Ecco cosa annunciava in anteprima per oggi, il Coordinamento Acqua Pubblica Lazio.

REGIONE… SECONDO ROUND

Il 2 di luglio il presidente del Consiglio Regionale e la conferenza dei capigruppo ha preso l’impegno di rincontrare i comitati dell’acqua pubblica con l’assessore Refrigeri il 20 luglio, dopo che la Commissione Ambiente avrà già calendarizzato la proposta n. 238, quella scritta dai comitati e presentata da dieci consiglieri regionali, e che l’iter di questa andrà avanti a prescindere da quel che farà la giunta.
Siamo consapevoli che questo primo e parziale risultato sia stato ottenuto solo grazie ai cittadini che con la loro azione hanno posto il Consiglio Regionale dinanzi alla proprie responsabilità.
E siamo altrettanto consapevoli che il 20 luglio dovremo avere la capacità di ottenere che la nostra proposta sia presentata e votata in aula prima della pausa estiva, ovvero entro la prima settimana di agosto, per evitare il rischio che con la legge 5/2014 sia archiviata anche la democrazia e la volontà popolare.
Siamo peraltro consapevoli che non saranno le buone ragioni ed il buon diritto – da soli – a strappare il risultato e che per farlo sarà ancora necessario il peso dei cittadini.
Non siamo quindi nelle condizioni di aderire all’auspicio del Presidente del Consiglio Regionale, che chiedeva per il 20 una delegazione ristretta.

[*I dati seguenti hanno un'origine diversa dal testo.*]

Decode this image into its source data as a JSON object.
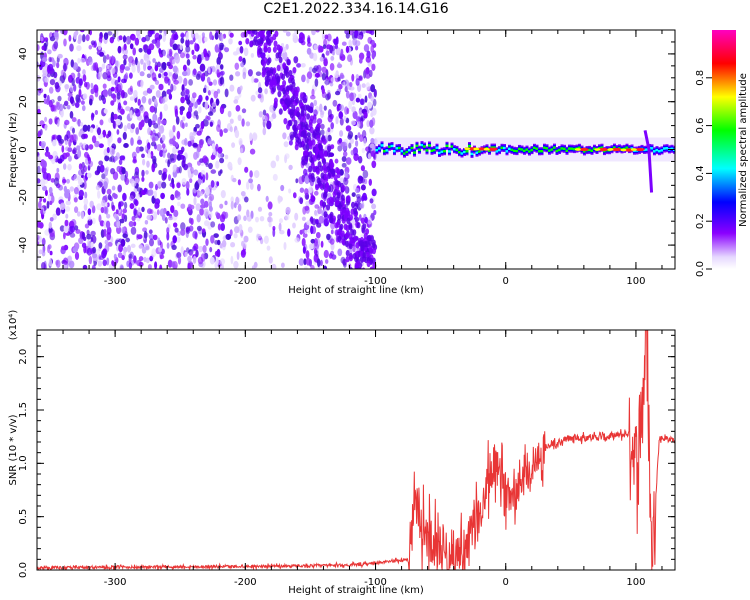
{
  "title": "C2E1.2022.334.16.14.G16",
  "chart_data": [
    {
      "type": "heatmap",
      "xlabel": "Height of straight line (km)",
      "ylabel": "Frequency (Hz)",
      "xlim": [
        -360,
        130
      ],
      "ylim": [
        -50,
        50
      ],
      "xticks": [
        -300,
        -200,
        -100,
        0,
        100
      ],
      "yticks": [
        -40,
        -20,
        0,
        20,
        40
      ],
      "colorbar": {
        "label": "Normalized spectral amplitude",
        "range": [
          0,
          1
        ],
        "ticks": [
          "0.0",
          "0.2",
          "0.4",
          "0.6",
          "0.8"
        ],
        "colormap": "rainbow-magenta"
      },
      "features": [
        {
          "name": "noise region",
          "x_range": [
            -360,
            -100
          ],
          "freq_spread": [
            -50,
            50
          ]
        },
        {
          "name": "signal line",
          "x_range": [
            -100,
            130
          ],
          "center_freq": 0
        }
      ]
    },
    {
      "type": "line",
      "xlabel": "Height of straight line (km)",
      "ylabel": "SNR (10 * v/v)",
      "scale_label": "(x10⁴)",
      "xlim": [
        -360,
        130
      ],
      "ylim": [
        0,
        2.25
      ],
      "xticks": [
        -300,
        -200,
        -100,
        0,
        100
      ],
      "yticks": [
        "0.0",
        "0.5",
        "1.0",
        "1.5",
        "2.0"
      ],
      "series": [
        {
          "name": "SNR",
          "color": "#e83535",
          "points": [
            [
              -360,
              0.02
            ],
            [
              -250,
              0.03
            ],
            [
              -150,
              0.04
            ],
            [
              -110,
              0.05
            ],
            [
              -75,
              0.1
            ],
            [
              -70,
              0.6
            ],
            [
              -60,
              0.3
            ],
            [
              -40,
              0.15
            ],
            [
              -30,
              0.2
            ],
            [
              -15,
              0.7
            ],
            [
              -10,
              1.0
            ],
            [
              0,
              0.7
            ],
            [
              10,
              0.8
            ],
            [
              30,
              1.15
            ],
            [
              50,
              1.24
            ],
            [
              80,
              1.25
            ],
            [
              95,
              1.28
            ],
            [
              102,
              1.0
            ],
            [
              108,
              2.25
            ],
            [
              112,
              0.1
            ],
            [
              118,
              1.24
            ],
            [
              130,
              1.22
            ]
          ]
        }
      ]
    }
  ]
}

Il movimento dell’acqua è un movimento fondato su un’idea partecipata di democrazia e, se pur ci affidiamo a chi può partecipare agli incontri, non deleghiamo a nessuno la nostra rappresentanza.
Il 20 luglio Capigruppo ed assessore dovranno confrontarsi con le persone – tutte le persone – che avranno modo e tempo di essere presenti.
Quelli saranno i custodi – e non i rappresentanti – di quel popolo che nel 2011 ha stabilito che la gestione dell’acqua deve essere pubblica e partecipata.